VA A. B. : Le premier BSAH est en cours d’achèvement, il fait actuellement ses essais industriels à Concarneau et arrivera à Toulon en novembre où il poursuivra ses essais. Le second ressemble déjà à un bateau, vous pouvez l’admirer si vous passez aux chantiers Piriou de Concarneau. Il ressemble beaucoup à son aîné le B2M même s’il est encore plus imposant et adapté aux missions métropolitaines, notamment en termes de capacité de remorquage et de systèmes d’intervention sous la mer.
CB : Comment, avec l’arrivée du numérique, garantir un niveau suffisant de résilience et d’invulnérabilité des nouveaux bâtiments ?
VA A. B. : C’est un domaine difficile à appréhender, car la réalité que recouvre le mot cyberdéfense n’est pas toujours bien définie. Je crois pourtant que les choses sont assez simples. En matière de conception, nous devons avoir des architectures qui permettent de bien séparer les réseaux et de maîtriser les points d’accès. Il nous faut également au-delà de la redondance que nous mettons en place, aller jusqu’au bout de la démarche et disposer d’automates certifiés mais de conceptions variées et de ne pas devenir prisonnier de nos propres normes. En termes de pratique, il faut arrêter de surclassifier les documents et les données et en particulier les plus volatiles. Il convient également d’avoir une hygiène numérique très stricte et l’imposer à tous ceux qui interviennent sur nos équipements.
Enfin, il faut disposer de capacités de surveillance pour être capable de détecter en temps réel toute situation anormale sur nos réseaux et intervenir sans délai.
CB : Le rôle primordial de la Marine au sein des armées implique le maintien de ses grandes composantes. Quels sont les programmes actuels du renouvellement de la flotte ?
VA A. B. : On me demande parfois si je fais de longues siestes… car quand on parle de bateau neuf, les gens n’imaginent pas que la Marine en accueille un grand nombre.
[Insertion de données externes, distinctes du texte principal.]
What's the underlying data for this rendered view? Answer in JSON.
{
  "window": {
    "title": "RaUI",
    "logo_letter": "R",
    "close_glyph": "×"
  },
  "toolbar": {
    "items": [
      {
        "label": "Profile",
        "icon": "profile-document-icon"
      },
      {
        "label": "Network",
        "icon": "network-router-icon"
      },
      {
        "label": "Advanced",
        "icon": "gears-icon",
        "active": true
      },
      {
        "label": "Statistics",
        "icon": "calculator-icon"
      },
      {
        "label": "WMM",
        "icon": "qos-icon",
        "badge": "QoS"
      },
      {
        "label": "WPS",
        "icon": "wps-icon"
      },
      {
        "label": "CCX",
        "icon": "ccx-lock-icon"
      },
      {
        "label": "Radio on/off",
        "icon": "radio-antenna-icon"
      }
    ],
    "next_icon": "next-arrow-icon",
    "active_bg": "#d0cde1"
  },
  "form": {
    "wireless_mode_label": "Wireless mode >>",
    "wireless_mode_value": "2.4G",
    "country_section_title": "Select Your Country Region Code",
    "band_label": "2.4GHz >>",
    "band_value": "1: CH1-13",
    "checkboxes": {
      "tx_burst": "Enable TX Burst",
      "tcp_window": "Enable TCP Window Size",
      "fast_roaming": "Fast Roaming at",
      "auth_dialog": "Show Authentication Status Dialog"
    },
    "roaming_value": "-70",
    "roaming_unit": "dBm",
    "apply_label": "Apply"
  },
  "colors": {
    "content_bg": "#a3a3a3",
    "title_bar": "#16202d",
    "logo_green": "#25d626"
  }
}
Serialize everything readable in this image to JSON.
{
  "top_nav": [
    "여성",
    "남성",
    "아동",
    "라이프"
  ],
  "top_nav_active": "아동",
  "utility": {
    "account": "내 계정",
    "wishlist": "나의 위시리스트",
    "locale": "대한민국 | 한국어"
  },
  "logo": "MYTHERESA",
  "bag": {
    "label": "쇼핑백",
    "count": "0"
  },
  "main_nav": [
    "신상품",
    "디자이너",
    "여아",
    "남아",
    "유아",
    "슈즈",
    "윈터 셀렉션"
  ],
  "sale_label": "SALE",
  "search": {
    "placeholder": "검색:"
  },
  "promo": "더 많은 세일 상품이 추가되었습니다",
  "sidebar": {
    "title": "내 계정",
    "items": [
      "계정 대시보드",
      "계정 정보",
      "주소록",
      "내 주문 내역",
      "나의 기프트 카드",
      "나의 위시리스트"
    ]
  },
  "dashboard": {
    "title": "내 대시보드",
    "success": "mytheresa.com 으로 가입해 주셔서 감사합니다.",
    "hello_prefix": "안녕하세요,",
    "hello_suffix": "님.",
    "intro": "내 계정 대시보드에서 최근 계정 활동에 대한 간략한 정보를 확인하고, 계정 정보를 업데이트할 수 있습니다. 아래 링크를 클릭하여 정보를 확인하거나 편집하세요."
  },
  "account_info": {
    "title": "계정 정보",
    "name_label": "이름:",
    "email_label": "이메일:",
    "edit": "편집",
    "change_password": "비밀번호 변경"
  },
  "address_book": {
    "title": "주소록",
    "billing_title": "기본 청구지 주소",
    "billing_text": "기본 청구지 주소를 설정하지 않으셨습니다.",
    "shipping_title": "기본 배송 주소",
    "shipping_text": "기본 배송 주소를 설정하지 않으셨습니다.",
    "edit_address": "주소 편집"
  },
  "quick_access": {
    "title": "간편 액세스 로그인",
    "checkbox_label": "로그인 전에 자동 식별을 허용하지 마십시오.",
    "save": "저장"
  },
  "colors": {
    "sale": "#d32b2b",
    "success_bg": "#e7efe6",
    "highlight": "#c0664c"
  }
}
Vous savez que le programme FREMM produit en gros une FREMM par an, le premier Barracuda donnera ses premiers tours d’hélice en 2019, B2M, BSAH, PLG sont des programmes en cours (le troisième PLG a été annoncé fin septembre !)… mais il n’y a pas que les plus gros programmes. La Marine renouvelle aussi nombre d’embarcations auxiliaires ou de servitudes indispensables au bon fonctionnement des ports : les vedettes portuaires (VLI), les chalands multi-missions, remorqueurs… sans oublier les propulseurs sous-marins de nouvelle génération (véritables petits sous-marins pour les commandos).
Vous savez que le programme des frégates de taille intermédiaire a été lancé. Le remplacement des chasseurs de mines à travers le programme SLAMF fait l’objet d’études industrielles, et le CEMM travaille au quotidien au lancement des programmes Batsimar et Flotlog.
CB : Enfin, d’une manière plus générale, quelles recommandations donneriez-vous aux équipages qui conduisent les essais d’un nouveau bâtiment ?
VA A. B. : Soyez exigeant avec vous-mêmes comme avec vos interlocuteurs qu’il s’agisse de la maîtrise d’ouvrage ou des industriels. Tracez ce que vous faites de façon à ce que le retour d’expérience fonctionne. Ce n’est pas parce que vous y êtes arrivé que vous devez être satisfait : il faut faire bouger les organisations pour que les difficultés rencontrées ne se reproduisent plus.
Et surtout vous avez de la chance de naviguer sur des unités neuves et globalement bien conçues. Alors profitez-en bien, tirez-en le maximum. Audaces fortuna juvat (« La fortune sourit aux audacieux » – Virgile, L’Énéide).